When I woke up there was a message left on my phone; it was your sister. Her voice was distant and somehow detached. I knew that this meant that bad news was near but in my heart all I hoped for was that you were safe and ready to let us in.
Ring-ring, she picked up, her voice was breaking and all she could muster was “she’s gone, she’s gone”. In these moments the brain goes into one of 2 responses: grief or shock (often mistaken as calm). My brain chose shock, “I’m so sorry, I will miss her”. My brain couldn’t understand why my voice wasn’t responding in the panicked-bargaining manner that was flooding my thoughts. Maybe if? But How? But Why? Were you alone? Are you ok now? Why didn’t we guess? Why didn’t we know? What else could we have done that you would have allowed?
And all of a sudden, the panic stopped. I went into “do” mode. I had family members, friends and professionals to contact. It turned out that your sister also snapped into “do” mode at the same time, we agreed on who would call whom and we said goodbye.
12 months on and I still have to stop myself from buying you little things that I know would make you chuckle. Still have the urge to text you to ask you how you are and whether you want to watch some dvds, drink tea and chat in the way that only we did.
All of our sayings, jokes and memories have been relegated in the past. A place that only we know that can never be jointly accessed again. Sometimes I try not to think about it. Time has stopped in many respects.
Losing you was so incredibly hard. There is nothing that will bring you back and that’s why some days, I am numb. Because forcing myself to acknowledge that you are gone is one of the hardest things I have ever had to do. Part of me isn’t ready to do so, and the most vocal part of me is logic. Logic says, “You are gone and it can be no other way”.
I miss you so much.
To you both
I miss you both and I always will; I wish that I could go back and somehow manage to convince you that things will get better, and that you are wonderful. At the same time, I want you to know that I am not angry at you or that I disrespect the choices that you made. I only wish that things could have been different.
Part of me likes to wonder what you would both be up to now, if you were still alive.

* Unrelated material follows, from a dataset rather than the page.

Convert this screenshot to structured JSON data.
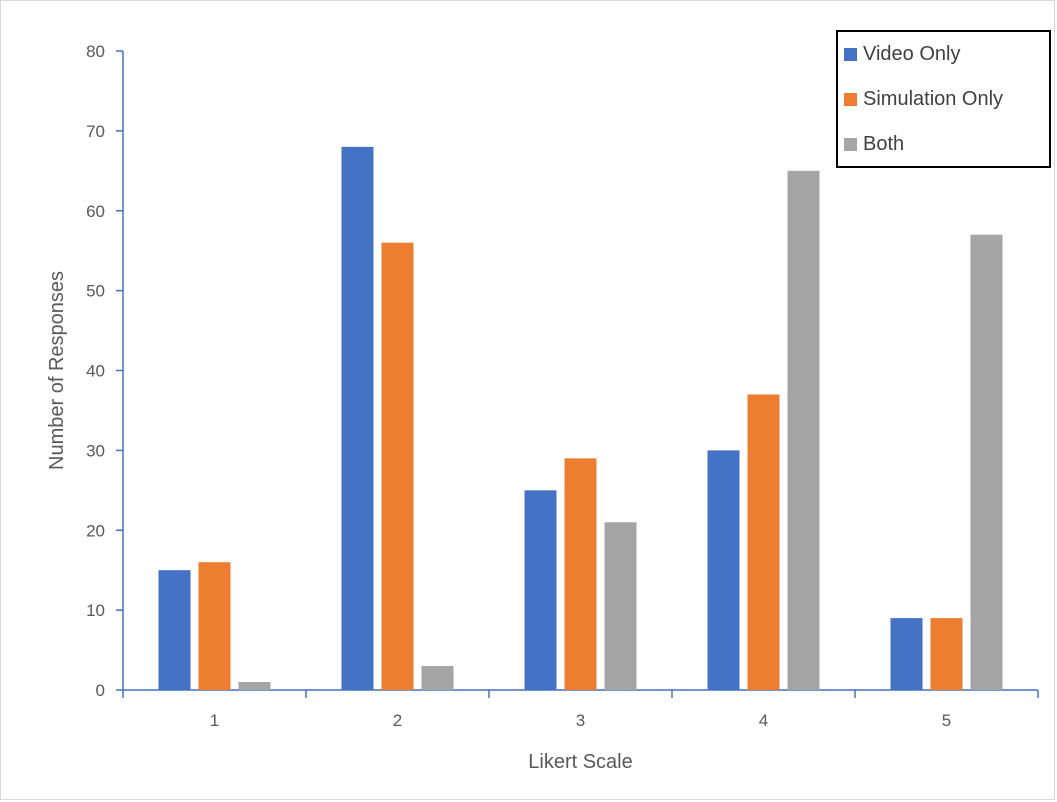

I imagine that you both followed your dreams of sculpture and farming. Working in the morning sun, full of hope and purpose…and with that my heart breaks.
People often say that as time passes dealing with loss gets easier, but my experience has taught me that in the case of suicide, it’s not true. In time the quiet logic that you aren’t here anymore gets a little louder, and the screaming grief gets a little quieter. The co-existence won’t stop. You are worth so much more than you knew, I wish we could have shown you that.
The co-existence of grief and logic speaks to the power of love, vulnerability and how much you meant to us, the people that love you, of which there are many. You are not forgotten.